# For Bobby



## Flat Fish (Jun 18, 2005)

You asked for it so here are some pictures. Stoppers are Maple Burl, Camphor and Mesquite Burl from Viking. Pens are BOW, Antler, acrylic and one heck of a sweet looking piece of Osage Orange. The key chain is Cocobolo. Did another key chain in Osage, but gave it to my nephew already. Also had to throw in one of the littlest helper. Did I mention that this is a sweet lookin piece of Osage. It is a bad pic, but that pen is super sweet.


----------



## Bobby (May 21, 2004)

VERY nice
Ilike the deer antler with the bark on it


----------



## EndTuition (May 24, 2004)

I love that hedge !
It will just get better and better over time, like Cherry.


----------



## 3192 (Dec 30, 2004)

Those stoppers are really sharp. I like that one on the right in the top picture...good stuff there! We need a tutorial on how you are making the stoppers 8*)!
Thanks for the pics..gb


----------



## Viking48 (Jan 24, 2006)

Nice work and a mighty fine helper you have there. All lookin' good.


----------



## Tortuga (May 21, 2004)

Really nice work, FF...Personally, I'm having HELL with the antlers. Got an order for a biggie all antler and my horns just don't quite get big enough..LOL

I'll figger out sumthin , though...


----------



## Bobby (May 21, 2004)

Jim see if anyone has some Axis deer antler. It has longer straight pieces and is a little bigger around. Plus it is almost pure white when finished right.


----------



## Flat Fish (Jun 18, 2005)

I've been told you can straighten antler by boiling and then holding in a vice until cool/dry.

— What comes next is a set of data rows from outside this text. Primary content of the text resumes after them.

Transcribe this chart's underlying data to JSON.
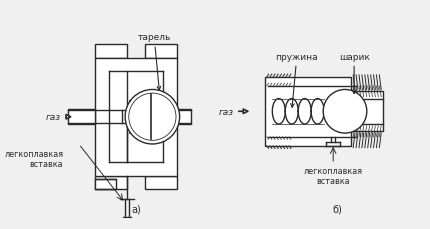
{
  "bg_color": "#f0f0f0",
  "line_color": "#2a2a2a",
  "lw": 1.0,
  "fig_w": 4.3,
  "fig_h": 2.3,
  "label_a": "а)",
  "label_b": "б)",
  "text_tarelj": "тарель",
  "text_pruzhina": "пружина",
  "text_sharik": "шарик",
  "text_gaz": "газ",
  "text_legko1": "легкоплавкая\nвставка",
  "text_legko2": "легкоплавкая\nвставка"
}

You can also soak it in hydorgen peroxide a few days to whiten it. I have done this to a test piece but never a piece I turned into a pen.

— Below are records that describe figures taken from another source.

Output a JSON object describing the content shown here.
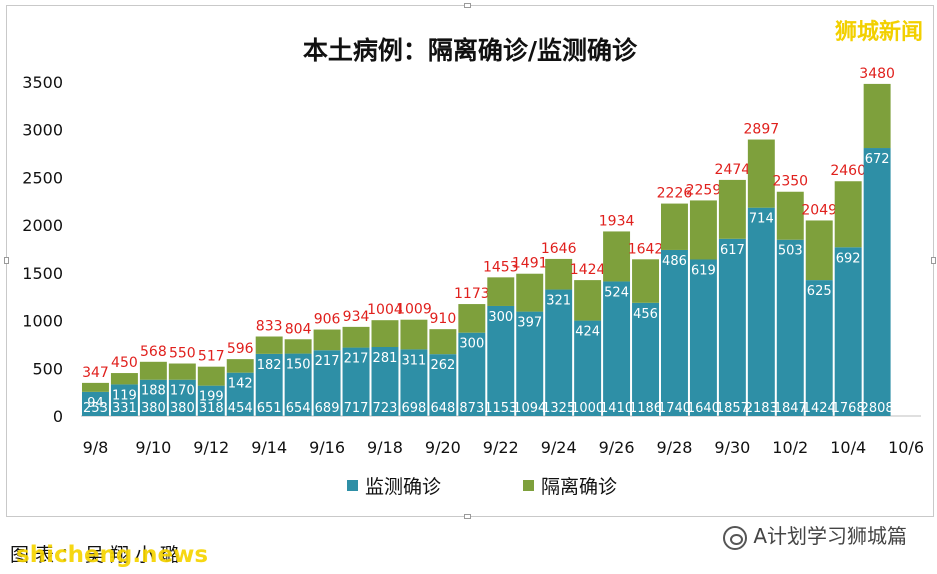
{
  "brand_watermark": "狮城新闻",
  "source_caption": "图表：吴翔小璐",
  "footer_watermark_left": "shicheng.news",
  "footer_watermark_right": "A计划学习狮城篇",
  "colors": {
    "surveillance": "#2e8fa6",
    "quarantine": "#7ea03c",
    "total_label": "#e0201d"
  },
  "chart_data": {
    "type": "bar",
    "stacked": true,
    "title": "本土病例：隔离确诊/监测确诊",
    "xlabel": "",
    "ylabel": "",
    "ylim": [
      0,
      3500
    ],
    "yticks": [
      0,
      500,
      1000,
      1500,
      2000,
      2500,
      3000,
      3500
    ],
    "grid": false,
    "legend_position": "bottom",
    "categories": [
      "9/8",
      "9/9",
      "9/10",
      "9/11",
      "9/12",
      "9/13",
      "9/14",
      "9/15",
      "9/16",
      "9/17",
      "9/18",
      "9/19",
      "9/20",
      "9/21",
      "9/22",
      "9/23",
      "9/24",
      "9/25",
      "9/26",
      "9/27",
      "9/28",
      "9/29",
      "9/30",
      "10/1",
      "10/2",
      "10/3",
      "10/4",
      "10/5",
      "10/6"
    ],
    "x_tick_labels": [
      "9/8",
      "9/10",
      "9/12",
      "9/14",
      "9/16",
      "9/18",
      "9/20",
      "9/22",
      "9/24",
      "9/26",
      "9/28",
      "9/30",
      "10/2",
      "10/4",
      "10/6"
    ],
    "series": [
      {
        "name": "监测确诊",
        "values": [
          253,
          331,
          380,
          380,
          318,
          454,
          651,
          654,
          689,
          717,
          723,
          698,
          648,
          873,
          1153,
          1094,
          1325,
          1000,
          1410,
          1186,
          1740,
          1640,
          1857,
          2183,
          1847,
          1424,
          1768,
          2808,
          null
        ]
      },
      {
        "name": "隔离确诊",
        "values": [
          94,
          119,
          188,
          170,
          199,
          142,
          182,
          150,
          217,
          217,
          281,
          311,
          262,
          300,
          300,
          397,
          321,
          424,
          524,
          456,
          486,
          619,
          617,
          714,
          503,
          625,
          692,
          672,
          null
        ]
      }
    ],
    "totals": [
      347,
      450,
      568,
      550,
      517,
      596,
      833,
      804,
      906,
      934,
      1004,
      1009,
      910,
      1173,
      1453,
      1491,
      1646,
      1424,
      1934,
      1642,
      2226,
      2259,
      2474,
      2897,
      2350,
      2049,
      2460,
      3480,
      null
    ]
  }
}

The part I hate with antler is the drilling. The rest is ok.


----------



## Tortuga (May 21, 2004)

Flat Fish said:


> I've been told you can straighten antler by boiling and then holding in a vice until cool/dry.
> 
> You can also soak it in hydorgen peroxide a few days to whiten it. I have done this to a test piece but never a piece I turned into a pen.
> 
> *The part I hate with antler is the drilling*. The rest is ok.


Ten-four on THAT, FF..Busted a lot of knuckles trying to drill that stuff..

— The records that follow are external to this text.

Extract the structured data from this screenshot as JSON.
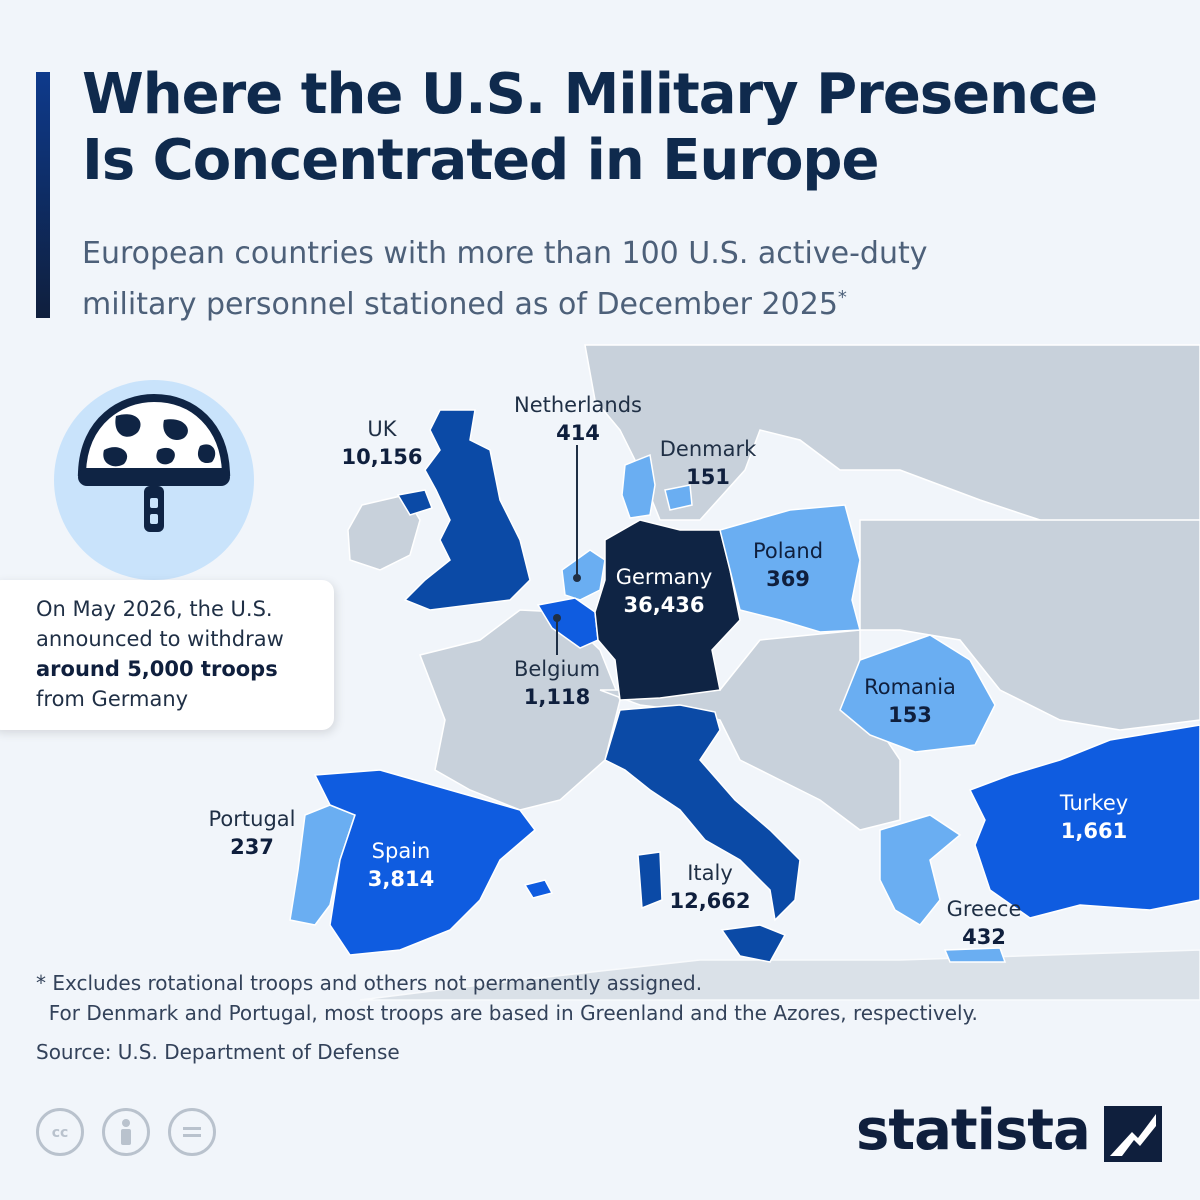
{
  "header": {
    "title_line1": "Where the U.S. Military Presence",
    "title_line2": "Is Concentrated in Europe",
    "subtitle_line1": "European countries with more than 100 U.S. active-duty",
    "subtitle_line2": "military personnel stationed as of December 2025",
    "subtitle_mark": "*"
  },
  "colors": {
    "background": "#f1f5fa",
    "land_neutral": "#c8d1db",
    "tier_light": "#6aaef2",
    "tier_mid": "#0f5ce0",
    "tier_dark": "#0b4aa6",
    "tier_max": "#0f2444",
    "accent": "#0e3a8c"
  },
  "countries": [
    {
      "name": "UK",
      "value": "10,156",
      "tier": "dark"
    },
    {
      "name": "Netherlands",
      "value": "414",
      "tier": "light"
    },
    {
      "name": "Denmark",
      "value": "151",
      "tier": "light"
    },
    {
      "name": "Germany",
      "value": "36,436",
      "tier": "max"
    },
    {
      "name": "Poland",
      "value": "369",
      "tier": "light"
    },
    {
      "name": "Belgium",
      "value": "1,118",
      "tier": "mid"
    },
    {
      "name": "Romania",
      "value": "153",
      "tier": "light"
    },
    {
      "name": "Portugal",
      "value": "237",
      "tier": "light"
    },
    {
      "name": "Spain",
      "value": "3,814",
      "tier": "mid"
    },
    {
      "name": "Italy",
      "value": "12,662",
      "tier": "dark"
    },
    {
      "name": "Turkey",
      "value": "1,661",
      "tier": "mid"
    },
    {
      "name": "Greece",
      "value": "432",
      "tier": "light"
    }
  ],
  "callout": {
    "line1": "On May 2026, the U.S.",
    "line2": "announced to withdraw",
    "line3_bold": "around 5,000 troops",
    "line4": "from Germany"
  },
  "helmet_icon": "military-helmet-icon",
  "footer": {
    "footnote_line1": "* Excludes rotational troops and others not permanently assigned.",
    "footnote_line2": "  For Denmark and Portugal, most troops are based in Greenland and the Azores, respectively.",
    "source": "Source: U.S. Department of Defense",
    "license_icons": [
      "cc-icon",
      "attribution-icon",
      "no-derivatives-icon"
    ],
    "brand": "statista"
  }
}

Re: 'boiling'.. I tried that a few months back..boiled it for at least a half hour and it was just as hard as a rock..:smile:..Slung it back into the pot for another hour and....NADA...

Gonna give that peroxide a try.. Tried cleaning up the finished blanks with a good rub down with acetone..but no sale...

Guess I'm gonna have to hustle some of these 'hunter-types' and see if I can't beg a few more axis..That really did make some nice pens...


----------



## bill (May 21, 2004)

part I hate is the smell...yuck!!


----------



## Slip (Jul 25, 2006)

galvbay said:


> Those stoppers are really sharp. I like that one on the right in the top picture...good stuff there! We need a tutorial on how you are making the stoppers 8*)!
> Thanks for the pics..gb


I agree, I really like the same bottle stopper. Very nice and good shape to it. Nice job.


----------